In an op-ed in Friday’s WSJ, professor Stan Liebowitz, suggests zero money down, not subprime loans, led to the mortgage meltdown. The professor also emphasizes in his piece how important a low LTV ratio (the % of a property’s value that is mortgaged) is in explaining the slide in great numbers into foreclosures. Here are a few excerpts:
What is really behind the mushrooming rate of mortgage foreclosures since 2007? The evidence from a huge national database containing millions of individual loans strongly suggests that the single most important factor is whether the homeowner has negative equity in a house….This means that most government policies being discussed to remedy woes in the housing market are misdirected.

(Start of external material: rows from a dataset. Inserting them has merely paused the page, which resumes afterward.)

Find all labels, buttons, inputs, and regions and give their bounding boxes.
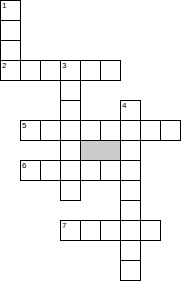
clue-number-2: 2 <box>2 61 6 70</box>
grid-cell-r4c3[interactable] <box>60 80 81 101</box>
clue-number-7: 7 <box>62 221 66 230</box>
grid-cell-r3c3[interactable]: 3 <box>60 60 81 81</box>
grid-cell-r6c2[interactable] <box>40 120 61 141</box>
grid-cell-r8c3[interactable] <box>60 160 81 181</box>
clue-number-1: 1 <box>2 1 6 10</box>
grid-cell-r6c6[interactable] <box>120 120 141 141</box>
grid-cell-r11c7[interactable] <box>140 220 161 241</box>
clue-number-6: 6 <box>22 161 26 170</box>
grid-cell-r6c7[interactable] <box>140 120 161 141</box>
grid-cell-r3c5[interactable] <box>100 60 121 81</box>
shaded-cell-block[interactable] <box>80 140 121 161</box>
grid-cell-r8c1[interactable]: 6 <box>20 160 41 181</box>
grid-cell-r6c8[interactable] <box>160 120 181 141</box>
grid-cell-r8c5[interactable] <box>100 160 121 181</box>
grid-cell-r12c6[interactable] <box>120 240 141 261</box>
grid-cell-r6c3[interactable] <box>60 120 81 141</box>
grid-cell-r3c4[interactable] <box>80 60 101 81</box>
grid-cell-r11c6[interactable] <box>120 220 141 241</box>
grid-cell-r11c5[interactable] <box>100 220 121 241</box>
grid-cell-r5c6[interactable]: 4 <box>120 100 141 121</box>
grid-cell-r8c2[interactable] <box>40 160 61 181</box>
grid-cell-r8c4[interactable] <box>80 160 101 181</box>
grid-cell-r9c3[interactable] <box>60 180 81 201</box>
grid-cell-r2c0[interactable] <box>0 40 21 61</box>
grid-cell-r9c6[interactable] <box>120 180 141 201</box>
grid-cell-r3c1[interactable] <box>20 60 41 81</box>
grid-cell-r6c4[interactable] <box>80 120 101 141</box>
grid-cell-r7c6[interactable] <box>120 140 141 161</box>
clue-number-5: 5 <box>22 121 26 130</box>
grid-cell-r11c3[interactable]: 7 <box>60 220 81 241</box>
grid-cell-r8c6[interactable] <box>120 160 141 181</box>
crossword-board: 1234567 <box>0 0 181 281</box>
grid-cell-r11c4[interactable] <box>80 220 101 241</box>
grid-cell-r6c5[interactable] <box>100 120 121 141</box>
grid-cell-r5c3[interactable] <box>60 100 81 121</box>
grid-cell-r7c3[interactable] <box>60 140 81 161</box>
grid-cell-r0c0[interactable]: 1 <box>0 0 21 21</box>
grid-cell-r1c0[interactable] <box>0 20 21 41</box>
grid-cell-r3c2[interactable] <box>40 60 61 81</box>
grid-cell-r10c6[interactable] <box>120 200 141 221</box>
grid-cell-r3c0[interactable]: 2 <box>0 60 21 81</box>
grid-cell-r6c1[interactable]: 5 <box>20 120 41 141</box>
grid-cell-r13c6[interactable] <box>120 260 141 281</box>
clue-number-4: 4 <box>122 101 126 110</box>
clue-number-3: 3 <box>62 61 66 70</box>
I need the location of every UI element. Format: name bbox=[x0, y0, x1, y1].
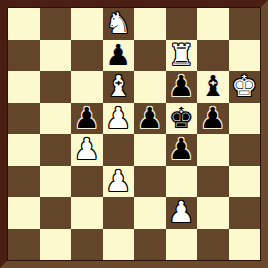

Many policy makers and ordinary people blame the rise of foreclosures squarely on subprime mortgage lenders…
But the focus on subprimes ignores the widely available industry facts (reported by the Mortgage Bankers Association) that 51% of all foreclosed homes had prime loans, not subprime, and that the foreclosure rate for prime loans grew by 488% compared to a growth rate of 200% for subprime foreclosures. (These percentages are based on the period since the steep ascent in foreclosures began — the third quarter of 2006 — during which more than 4.3 million homes went into foreclosure.)
Understanding the causes of the foreclosure explosion is required if we wish to avoid a replay of recent painful events. The suggestions being put forward by the administration and most media outlets — more stringent regulation of subprime lenders — would not have prevented the mortgage meltdown regardless of their merit otherwise.
Rather, stronger underwriting standards are needed — especially a requirement for relatively high down payments. If substantial down payments had been required, the housing price bubble would certainly have been smaller, if it occurred at all, and the incidence of negative equity would have been much smaller even as home prices fell.